Impact of Video Dynamics on Distillation. Actions in the video exhibit varying degrees of dynamics. To explore the impact of video dynamics, we categorized all classes of MiniUCF into two groups (relatively static, highly dynamic) based on their level of dynamics, calculated by the average Hamming distance between inter-frame features for each class, and compared their test accuracy on networks trained with distilled data (Fig. 8). We observe that (1) data distilled by the Static-DC method is more sensitive for static classes, which aligns with our expectations as this method generates data that lacks dynamic information, akin to a “boring video”. (2) The naively adapted MTT, in comparison, can distill more useful information but still shows higher scores for static classes than dynamic classes. (3) MTT+Ours, however, demonstrates better distillation of dynamic information compared to the previous methods and exhibits significant improvements on dynamic classes.

To observe the temporal changes in the distilled videos, we sampled frames from the videos obtained using different methods and visualized their inter-frame differences. We show two examples in Fig. 9 and more in the supplementary. Although visually abstract, we can still conclude that the distilled videos indeed exhibit temporal variations.

We utilize a pre-trained four-layer 2D convolutional network to extract features from individual frames. Subsequently, we compute the Hamming distance between the features of consecutive frames. Then, we derive the average inter-frame Hamming distance for each video segment, allowing us to ascertain the average inter-frame Hamming distance for each class.
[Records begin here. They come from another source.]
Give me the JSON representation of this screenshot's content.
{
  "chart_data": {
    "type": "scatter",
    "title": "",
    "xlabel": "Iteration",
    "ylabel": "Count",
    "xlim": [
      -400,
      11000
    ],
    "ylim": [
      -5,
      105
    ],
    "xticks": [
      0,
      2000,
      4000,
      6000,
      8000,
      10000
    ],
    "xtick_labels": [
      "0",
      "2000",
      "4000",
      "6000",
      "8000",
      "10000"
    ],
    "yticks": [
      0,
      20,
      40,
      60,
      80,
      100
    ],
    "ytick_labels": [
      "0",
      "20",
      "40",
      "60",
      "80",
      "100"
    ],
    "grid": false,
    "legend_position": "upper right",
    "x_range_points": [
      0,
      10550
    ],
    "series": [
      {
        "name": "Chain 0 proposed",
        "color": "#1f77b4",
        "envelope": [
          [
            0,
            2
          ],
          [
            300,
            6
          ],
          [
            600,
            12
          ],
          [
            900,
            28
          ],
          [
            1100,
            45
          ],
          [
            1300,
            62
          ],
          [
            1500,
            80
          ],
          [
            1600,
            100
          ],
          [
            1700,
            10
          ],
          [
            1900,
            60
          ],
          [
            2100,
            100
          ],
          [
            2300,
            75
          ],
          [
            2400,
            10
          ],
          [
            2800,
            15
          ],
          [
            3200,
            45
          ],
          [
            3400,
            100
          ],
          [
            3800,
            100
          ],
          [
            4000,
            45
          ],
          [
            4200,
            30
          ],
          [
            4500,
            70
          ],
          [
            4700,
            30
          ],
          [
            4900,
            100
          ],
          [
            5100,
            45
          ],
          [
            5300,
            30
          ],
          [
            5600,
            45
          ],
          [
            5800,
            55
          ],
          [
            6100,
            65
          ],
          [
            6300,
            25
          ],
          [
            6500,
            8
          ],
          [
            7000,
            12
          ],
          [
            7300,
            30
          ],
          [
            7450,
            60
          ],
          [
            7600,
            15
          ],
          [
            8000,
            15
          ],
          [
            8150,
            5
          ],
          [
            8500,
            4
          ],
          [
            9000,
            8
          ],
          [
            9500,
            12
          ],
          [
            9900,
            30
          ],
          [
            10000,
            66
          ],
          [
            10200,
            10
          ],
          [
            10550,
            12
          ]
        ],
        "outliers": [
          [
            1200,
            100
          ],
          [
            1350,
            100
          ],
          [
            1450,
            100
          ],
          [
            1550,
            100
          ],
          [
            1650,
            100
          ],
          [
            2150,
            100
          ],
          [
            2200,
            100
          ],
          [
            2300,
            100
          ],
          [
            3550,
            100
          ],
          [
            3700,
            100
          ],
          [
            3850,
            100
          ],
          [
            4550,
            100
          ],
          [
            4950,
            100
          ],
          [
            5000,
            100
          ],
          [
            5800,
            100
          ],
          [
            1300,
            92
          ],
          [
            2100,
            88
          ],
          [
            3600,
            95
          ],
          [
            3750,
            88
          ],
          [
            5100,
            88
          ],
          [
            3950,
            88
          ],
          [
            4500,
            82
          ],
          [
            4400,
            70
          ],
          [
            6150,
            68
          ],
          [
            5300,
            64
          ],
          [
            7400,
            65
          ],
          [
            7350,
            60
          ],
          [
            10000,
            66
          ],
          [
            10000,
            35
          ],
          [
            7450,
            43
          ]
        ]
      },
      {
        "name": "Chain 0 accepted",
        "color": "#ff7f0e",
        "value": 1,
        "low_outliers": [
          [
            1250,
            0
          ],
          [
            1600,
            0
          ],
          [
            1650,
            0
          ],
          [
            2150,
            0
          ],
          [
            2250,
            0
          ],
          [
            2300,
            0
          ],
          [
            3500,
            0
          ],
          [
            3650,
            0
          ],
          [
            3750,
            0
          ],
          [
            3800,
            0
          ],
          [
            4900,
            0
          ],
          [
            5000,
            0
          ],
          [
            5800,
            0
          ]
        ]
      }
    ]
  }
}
We classify 50% of the classes with smaller average inter-frame Hamming distances into the static group, while the remaining 50% with larger distances are designated as the dynamic group. In Suppl. Tab. 6, we highlight the static and dynamic groups using distinct colors.

We show more detailed results in Suppl. Tab. 8. We can observe that both increasing static memory and dynamic memory concurrently enhance the accuracy of static and dynamic classes. Additionally, we note that when the disparity in quantity between static memory and dynamic memory becomes larger, there is an imbalance in the accuracy of the static group and dynamic group. The reason for this lies in the random pairing of dynamic memory and static memory during sampling. If there is an excess of dynamic memory, multiple instances of dynamic memory may end up learning the same content during training, essentially augmenting the static information. Therefore, we recommend maintaining a 1:1 ratio between static memory and dynamic memory when utilizing our paradigm.

Our distilled video data could also generalize beyond the classification task. We show some visualized optical flow extraction following [1] in Fig. 10.

We show more visualized inter-frame differences of MTT [4] and MTT+Ours for MiniUCF IPC=1 in Fig. 12 and Fig. 13 (last pages).

In this section, we provide a detailed introduction to models used in the experiments, including MiniC3D, CNN+GRU, and CNN+LSTM. Additionally, we compare their performance with C3D[21] on the UCF101[19] and HMDB51[19] classification tasks.

The temporal analysis experiments in Sec. 3.3 are conducted with DM [30] algorithm and CNN+GRU model as detailed before. 16 frames are sampled from each video with temporal stride 12, and we set the target synthetic video length also 16. For a fair comparison of time and space complexity, all the experiments are run on one NVIDIA V100 GPU (16GB), 8 cores of Intel Xeon 5218 CPU, and 20 GB memory. The learning rate for synthetic images is set to 1.0 and that for network updating is set to 0.01. The models are trained for 10,000 iterations with a real batch size of 64, which is observed as enough for the training convergence in our experiments.

In the experiments, we initially fine-tune the parameters for methods without our paradigm (naively adapted methods) to achieve the best possible results. To ensure a fair comparison, we strive to maintain consistency in all other parameter settings, making adjustments only to the learning rates associated with the unique dynamic information and $\mathcal{H}$ in the methods with our paradigm.